# On Breeding & USDA Reqs for Exotics



## aurora (May 23, 2013)

I have the legal limit of 2 females without licensing. I have no problem with getting licensed, but am considering also breeding my Chins so I see no need in expanding my herd yet. I'm curious if anyone knows about how the USDA regulates that? In other words is it legal to be breeding two hedgehogs females and simultaneously be breeding two female chins?


----------



## DesertHedgehogs (Apr 2, 2013)

Just a note about the number of hedgehog females. You are allowed to breed and sell babies from 3 females. Only if you get a 4th do you need to be licensed. In fact you have to have the 4th in order to start the licensing process, but once you get her you can't sell any more babies legally.


----------



## aurora (May 23, 2013)

DesertHedgehogs said:


> Just a note about the number of hedgehog females. You are allowed to breed and sell babies from 3 females. Only if you get a 4th do you need to be licensed. In fact you have to have the 4th in order to start the licensing process, but once you get her you can't sell any more babies legally.

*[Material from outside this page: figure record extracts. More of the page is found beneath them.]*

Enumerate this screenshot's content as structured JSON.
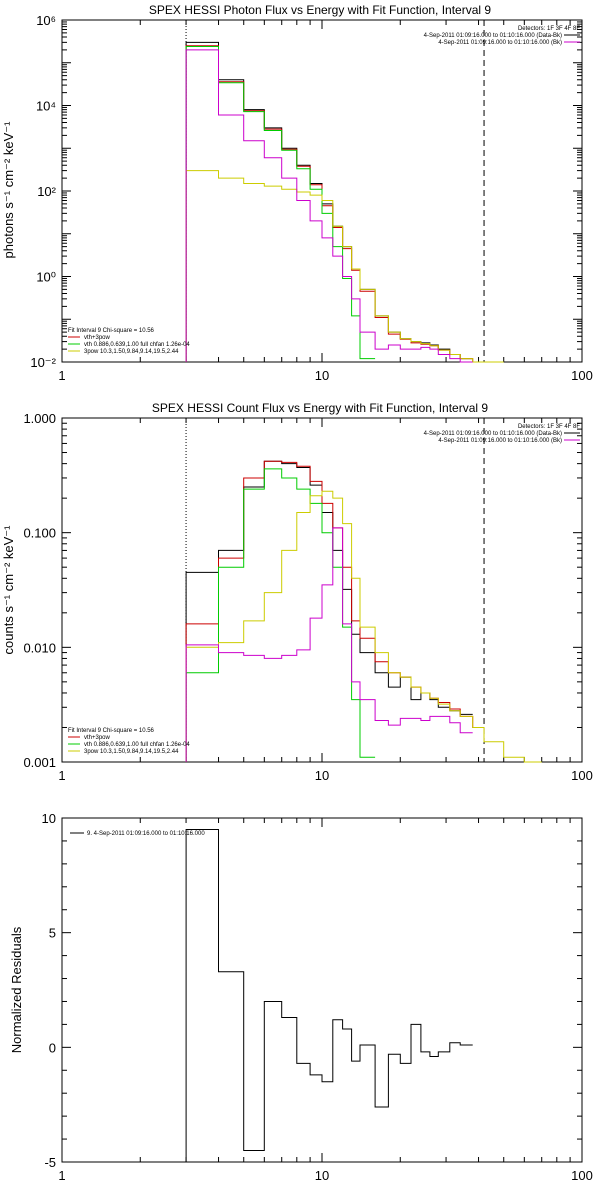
{
  "chart_data": [
    {
      "type": "line",
      "title": "SPEX HESSI Photon Flux vs Energy with Fit Function, Interval 9",
      "ylabel": "photons s⁻¹ cm⁻² keV⁻¹",
      "xlabel": "",
      "xscale": "log",
      "yscale": "log",
      "xlim": [
        1,
        100
      ],
      "ylim": [
        0.01,
        1000000
      ],
      "x_ticks": [
        1,
        10,
        100
      ],
      "x_tick_labels": [
        "1",
        "10",
        "100"
      ],
      "y_ticks": [
        0.01,
        1,
        100,
        10000,
        1000000
      ],
      "y_tick_labels": [
        "10⁻²",
        "10⁰",
        "10²",
        "10⁴",
        "10⁶"
      ],
      "detectors_label": "Detectors: 1F 3F 4F 8F",
      "legend_top": [
        {
          "text": "4-Sep-2011 01:09:16.000 to 01:10:16.000 (Data-Bk)",
          "color": "#000000"
        },
        {
          "text": "4-Sep-2011 01:09:16.000 to 01:10:16.000 (Bk)",
          "color": "#cc00cc"
        }
      ],
      "fit_info": {
        "header": "Fit Interval 9    Chi-square = 10.56",
        "items": [
          {
            "text": "vth+3pow",
            "color": "#cc0000"
          },
          {
            "text": "vth 0.886,0.639,1.00  full chfan 1.26e-04",
            "color": "#00cc00"
          },
          {
            "text": "3pow 10.3,1.50,9.84,9.14,19.5,2.44",
            "color": "#cccc00"
          }
        ]
      },
      "bin_edges": [
        3,
        4,
        5,
        6,
        7,
        8,
        9,
        10,
        11,
        12,
        13,
        14,
        16,
        18,
        20,
        22,
        24,
        26,
        28,
        31,
        34,
        38,
        42,
        50
      ],
      "series": [
        {
          "name": "Data-Bk",
          "color": "#000000",
          "values": [
            300000,
            40000,
            8000,
            3000,
            1000,
            400,
            150,
            50,
            15,
            5,
            1.5,
            0.5,
            0.12,
            0.05,
            0.035,
            0.03,
            0.028,
            0.025,
            0.02,
            0.015,
            0.012,
            null,
            null
          ]
        },
        {
          "name": "vth+3pow",
          "color": "#cc0000",
          "values": [
            250000,
            36000,
            7500,
            2800,
            950,
            380,
            140,
            45,
            14,
            4.5,
            1.4,
            0.45,
            0.11,
            0.045,
            0.034,
            0.028,
            0.026,
            0.024,
            0.019,
            0.015,
            0.012,
            0.01,
            null
          ]
        },
        {
          "name": "vth",
          "color": "#00cc00",
          "values": [
            240000,
            34000,
            7200,
            2600,
            900,
            330,
            110,
            30,
            5,
            0.9,
            0.12,
            0.012,
            null,
            null,
            null,
            null,
            null,
            null,
            null,
            null,
            null,
            null,
            null
          ]
        },
        {
          "name": "3pow",
          "color": "#cccc00",
          "values": [
            300,
            200,
            150,
            130,
            110,
            95,
            80,
            60,
            15,
            5,
            1.5,
            0.5,
            0.12,
            0.05,
            0.035,
            0.03,
            0.027,
            0.024,
            0.019,
            0.015,
            0.012,
            0.01,
            0.008
          ]
        },
        {
          "name": "Bk",
          "color": "#cc00cc",
          "values": [
            200000,
            6000,
            1500,
            600,
            200,
            60,
            20,
            8,
            3,
            1,
            0.3,
            0.05,
            0.02,
            0.025,
            0.02,
            0.02,
            0.022,
            0.02,
            0.015,
            0.012,
            0.01,
            null,
            null
          ]
        }
      ],
      "vlines": [
        {
          "x": 3,
          "style": "dotted"
        },
        {
          "x": 42,
          "style": "dashed"
        }
      ]
    },
    {
      "type": "line",
      "title": "SPEX HESSI Count Flux vs Energy with Fit Function, Interval 9",
      "ylabel": "counts s⁻¹ cm⁻² keV⁻¹",
      "xlabel": "",
      "xscale": "log",
      "yscale": "log",
      "xlim": [
        1,
        100
      ],
      "ylim": [
        0.001,
        1
      ],
      "x_ticks": [
        1,
        10,
        100
      ],
      "x_tick_labels": [
        "1",
        "10",
        "100"
      ],
      "y_ticks": [
        0.001,
        0.01,
        0.1,
        1
      ],
      "y_tick_labels": [
        "0.001",
        "0.010",
        "0.100",
        "1.000"
      ],
      "detectors_label": "Detectors: 1F 3F 4F 8F",
      "legend_top": [
        {
          "text": "4-Sep-2011 01:09:16.000 to 01:10:16.000 (Data-Bk)",
          "color": "#000000"
        },
        {
          "text": "4-Sep-2011 01:09:16.000 to 01:10:16.000 (Bk)",
          "color": "#cc00cc"
        }
      ],
      "fit_info": {
        "header": "Fit Interval 9    Chi-square = 10.56",
        "items": [
          {
            "text": "vth+3pow",
            "color": "#cc0000"
          },
          {
            "text": "vth 0.886,0.639,1.00  full chfan 1.26e-04",
            "color": "#00cc00"
          },
          {
            "text": "3pow 10.3,1.50,9.84,9.14,19.5,2.44",
            "color": "#cccc00"
          }
        ]
      },
      "bin_edges": [
        3,
        4,
        5,
        6,
        7,
        8,
        9,
        10,
        11,
        12,
        13,
        14,
        16,
        18,
        20,
        22,
        24,
        26,
        28,
        31,
        34,
        38,
        42,
        50,
        60,
        70
      ],
      "series": [
        {
          "name": "Data-Bk",
          "color": "#000000",
          "values": [
            0.045,
            0.07,
            0.25,
            0.42,
            0.4,
            0.37,
            0.26,
            0.15,
            0.07,
            0.032,
            0.013,
            0.009,
            0.006,
            0.0045,
            0.0055,
            0.0035,
            0.004,
            0.0035,
            0.003,
            0.0028,
            0.0026,
            null,
            null,
            null,
            null
          ]
        },
        {
          "name": "vth+3pow",
          "color": "#cc0000",
          "values": [
            0.016,
            0.06,
            0.3,
            0.42,
            0.41,
            0.38,
            0.28,
            0.18,
            0.11,
            0.05,
            0.017,
            0.012,
            0.0075,
            0.006,
            0.0055,
            0.0045,
            0.004,
            0.0036,
            0.0033,
            0.0029,
            0.0025,
            0.002,
            null,
            null,
            null
          ]
        },
        {
          "name": "vth",
          "color": "#00cc00",
          "values": [
            0.006,
            0.05,
            0.24,
            0.36,
            0.3,
            0.24,
            0.18,
            0.1,
            0.05,
            0.015,
            0.0035,
            0.0011,
            null,
            null,
            null,
            null,
            null,
            null,
            null,
            null,
            null,
            null,
            null,
            null,
            null
          ]
        },
        {
          "name": "3pow",
          "color": "#cccc00",
          "values": [
            0.01,
            0.011,
            0.017,
            0.03,
            0.07,
            0.15,
            0.21,
            0.23,
            0.2,
            0.12,
            0.04,
            0.015,
            0.009,
            0.006,
            0.0055,
            0.0045,
            0.004,
            0.0036,
            0.0032,
            0.0028,
            0.0025,
            0.002,
            0.0015,
            0.0011,
            0.0009
          ]
        },
        {
          "name": "Bk",
          "color": "#cc00cc",
          "values": [
            0.0105,
            0.009,
            0.0085,
            0.008,
            0.0085,
            0.0095,
            0.018,
            0.035,
            0.11,
            0.016,
            0.005,
            0.0035,
            0.0023,
            0.0021,
            0.0024,
            0.0024,
            0.0023,
            0.0025,
            0.0025,
            0.0022,
            0.0018,
            null,
            null,
            null,
            null
          ]
        }
      ],
      "vlines": [
        {
          "x": 3,
          "style": "dotted"
        },
        {
          "x": 42,
          "style": "dashed"
        }
      ]
    },
    {
      "type": "line",
      "title": "",
      "ylabel": "Normalized Residuals",
      "xlabel": "",
      "xscale": "log",
      "yscale": "linear",
      "xlim": [
        1,
        100
      ],
      "ylim": [
        -5,
        10
      ],
      "x_ticks": [
        1,
        10,
        100
      ],
      "x_tick_labels": [
        "1",
        "10",
        "100"
      ],
      "y_ticks": [
        -5,
        0,
        5,
        10
      ],
      "y_tick_labels": [
        "-5",
        "0",
        "5",
        "10"
      ],
      "legend": [
        {
          "text": "9.  4-Sep-2011 01:09:16.000 to 01:10:16.000",
          "color": "#000000"
        }
      ],
      "bin_edges": [
        3,
        4,
        5,
        6,
        7,
        8,
        9,
        10,
        11,
        12,
        13,
        14,
        16,
        18,
        20,
        22,
        24,
        26,
        28,
        31,
        34,
        38,
        42
      ],
      "series": [
        {
          "color": "#000000",
          "values": [
            9.5,
            3.3,
            -4.5,
            2.0,
            1.3,
            -0.7,
            -1.2,
            -1.5,
            1.2,
            0.8,
            -0.6,
            0.1,
            -2.6,
            -0.3,
            -0.7,
            1.0,
            -0.2,
            -0.4,
            -0.2,
            0.2,
            0.1,
            null
          ]
        }
      ]
    }
  ]
}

Thank you for the input. The documentation says "3 or more" requires licensing. Am I interpreting wrong?


----------



## DesertHedgehogs (Apr 2, 2013)

On this site the outline some of the requirements, and they state "more than 3" It is kind of confusing and none of the literature makes it any less so. How I've gotten my information about licensing is by only asking very specific questions of the USDA or talking to other breeders about how they did everything. Here's the section on this site for licensing. http://www.hedgehogcentral.com/usda.shtml

As for breeding other animals, I think it would be a separate license and so wouldn't be affected by the number of hedgehogs you have, but you can always call the USDA office to check.


----------



## moxieberry (Nov 30, 2011)

Chinchillas are not an exotic animal (at least they are not considered so by the USDA) and so you do not require any licensing to breed chinchillas, no matter if you have hedgehogs or not.


----------



## SaltCityHedgies (Jul 15, 2013)

I just spoke to the lady at my local USDA office. She said there is a pet rule now, and any female that I consider a pet and not breeding doesn't count towards my limit of breeding females. Does this sound right? Or does she not know what she is talking about?


----------